The rest of Sunday's events fell into place, though. At 11:30 in the student union's Gallagher Theatre another three-man panel was held, "Authors and the Making of the West" in which starred Jeffrey Guinn (who was here last year), Michael Hiltzik and Stephen Fried, author of the very enjoyable social history "Appetite for America" and the Fred Harvey empire of the late 19th century. These three men, all dressed in black, had good chemistry, with Guinn being his happy self again and Fried playing along. I should read Guinn's latest book on Tombstone, although he says his book will debunk a lot of myths that have made Tombstone the Town too Tough to Die.

But again, after the one hour talk, I moved on to the next event, the UA tent hosting Prof Annette Gooden-Reed, author of "The Hemingses of Monticello" and her more recent work on Andrew Johnson. She was my first solo female author during this event, and unfortunately the Arizona Daily Star managing editor who introduced her not only called her "Annette Benning" but also referred to her book as a biography on Thomas Jefferson. How embarrassing! And then later an elderly gentleman asked her at the end how did she become so successful and I could feel the shock from the audience. Gooden-Reed is a Black, educated woman and that apparently still strikes many of the really old generation still. She looked offended, too.

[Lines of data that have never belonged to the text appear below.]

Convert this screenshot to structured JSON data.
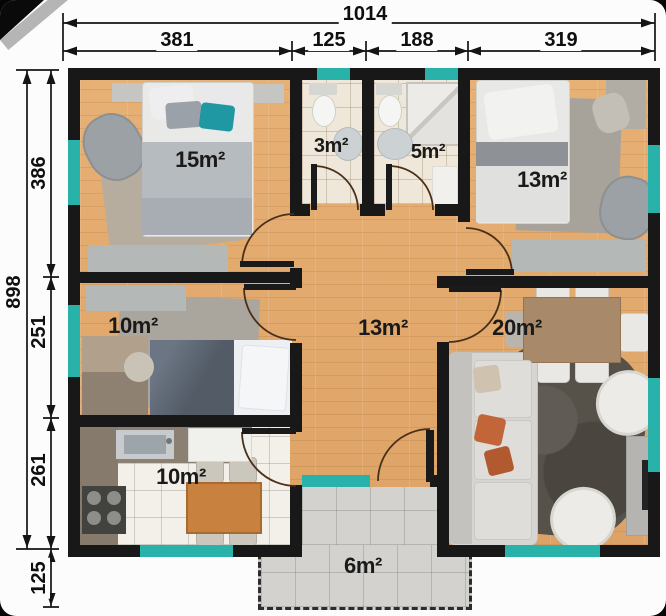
{
  "palette": {
    "wall": "#181818",
    "window_teal": "#29b2aa",
    "wood_floor": "#e3aa6f",
    "tile_floor": "#efe8da",
    "terrace_gray": "#d3d2cf",
    "dimension_text": "#0f0f0f"
  },
  "dimensions": {
    "top": {
      "total": "1014",
      "seg_bedroom": "381",
      "seg_wc": "125",
      "seg_bath": "188",
      "seg_bedroom_right": "319"
    },
    "left": {
      "total": "898",
      "seg_top": "386",
      "seg_middle": "251",
      "seg_bottom": "261",
      "seg_terrace": "125"
    }
  },
  "rooms": {
    "bedroom_top_left": {
      "area": "15m²"
    },
    "wc": {
      "area": "3m²"
    },
    "bathroom": {
      "area": "5m²"
    },
    "bedroom_top_right": {
      "area": "13m²"
    },
    "bedroom_mid_left": {
      "area": "10m²"
    },
    "hallway": {
      "area": "13m²"
    },
    "living_dining": {
      "area": "20m²"
    },
    "kitchen": {
      "area": "10m²"
    },
    "terrace": {
      "area": "6m²"
    }
  }
}
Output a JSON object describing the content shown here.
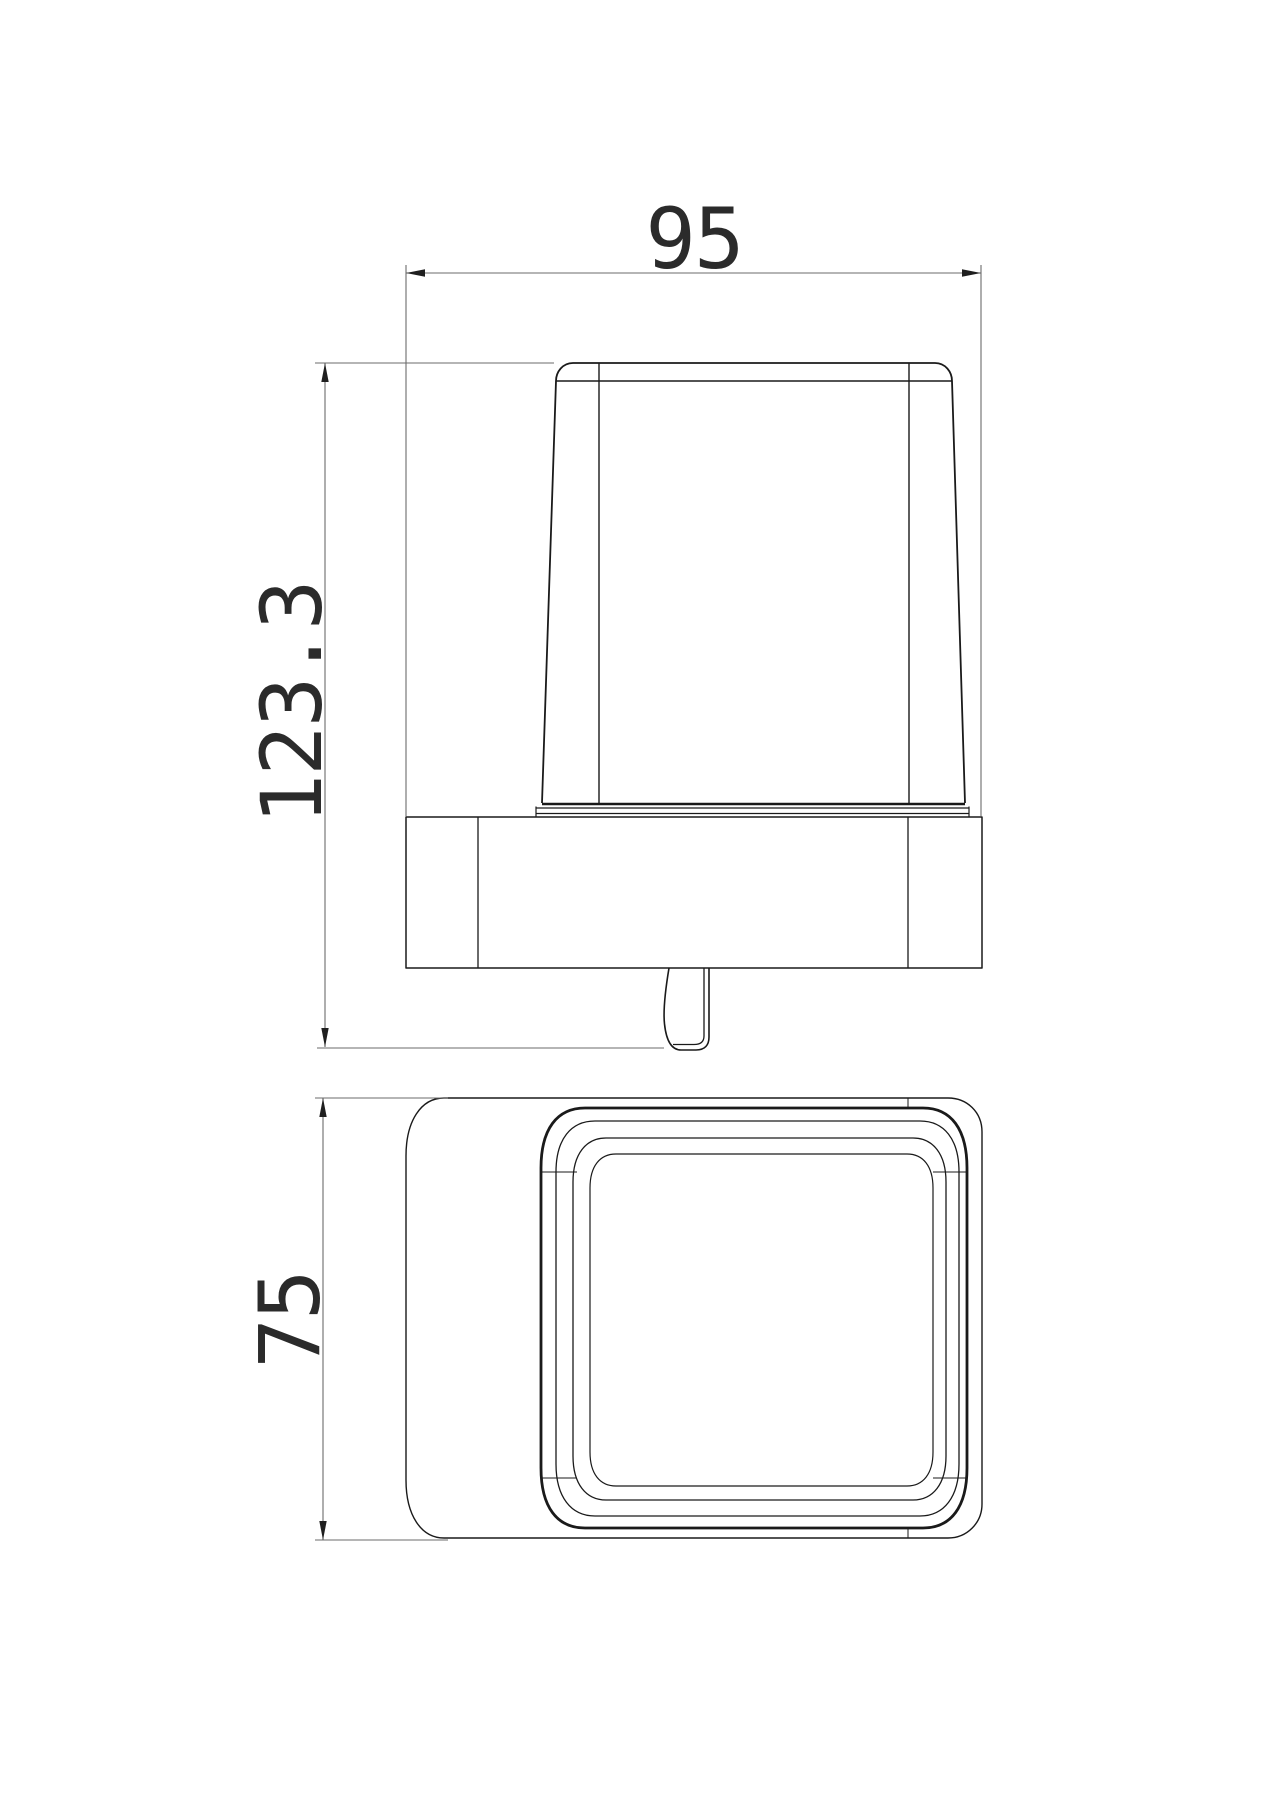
{
  "drawing": {
    "dimensions": {
      "width": "95",
      "height": "123.3",
      "depth": "75"
    },
    "views": {
      "front_view": "front elevation of wall-mounted holder with cup and spout",
      "top_view": "plan view of holder plate with rounded-square cup rim"
    },
    "colors": {
      "geometry_line": "#1a1a1a",
      "dimension_line": "#6b6b6b",
      "text": "#2b2b2b",
      "background": "#ffffff"
    }
  }
}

a one-on-one discussion hosted by Paul Hutton and TJ Stiles, Pulitzer Prize winner for his "The First Tycoon: The Epic Life of Cornelius Vanderbilt." Stiles had a lot of respect for Vanderbilt, but he was a man "with a lot of practicality but short on sophistication." It's a book that's on my must-read list, a list that keeps getting longer.

The final event was a last-minute change for me, as I opted to listen to three authors jammed into one full hour: Ben Clevenger, Deni Seymour (an archeology professor I met a few years ago digging near the San Pedro River) and Jacqueline Soule. The topic was Father Kino's influence in this area. (Kino's 300-year-death anniversary will be March 15th). This last hour was jammed packed in a small room and overran its schedule, but with three authors that is likely to happen.

And that is how this year's events went. Perhaps the familiarity of it all lessened the enthusiasm, perhaps the many last-minute changes by the festival staff did it in, too. The staff says this was a record-breaking crowd; I didn't quite feel it was this time. I felt it was a bit less than last year's. And even though the focus is on literacy, authors and books, some of the vendor's missions didn't seem to connect to that theme. What does the group "Muslims for Peace" or "America's love for violence" have to do with literacy, authors and books?

Some of the sponsors for this event were big-dollar corporations: Wells Fargo, Cox Cable, Tucson Medical Center. Some of the hosts had to make sure they mentioned their sponsor at the start of each event. The Vice President for Cox, Laura Lavallo, was dressed as if she was ready for a beach party, while the authors were suited up in their best casual attire.

I ate dinner off Euclid again, this time choosing a Mexican diner, before tanking up for $3.23 (!) on Speedway and driving home. It was a very anti climatic drive back.

I will be back again next year, though. I still enjoyed this event and got to meet some wonderful authors all in their prime, but what I wish
there was more time for was really getting to talk one-on-one with the authors.

Weather again this weekend was beautiful, hitting the 80s during the day and mid 50s during the night.

I got back home around 9pm to three very happy dogs. I didn't walk them, though and stayed in, reading the news of the massive 9. earth quake that rocked Japan Thursday. Three nuclear plants have been damaged by this quake, and three reactors from one plant off Fusimaka have now exploded, releasing radiation. I'm expecting the death toll from this horrific disaster to top the 10,000 mark. Bodies keep coming ashore from the tides and the official death rate is now 2400.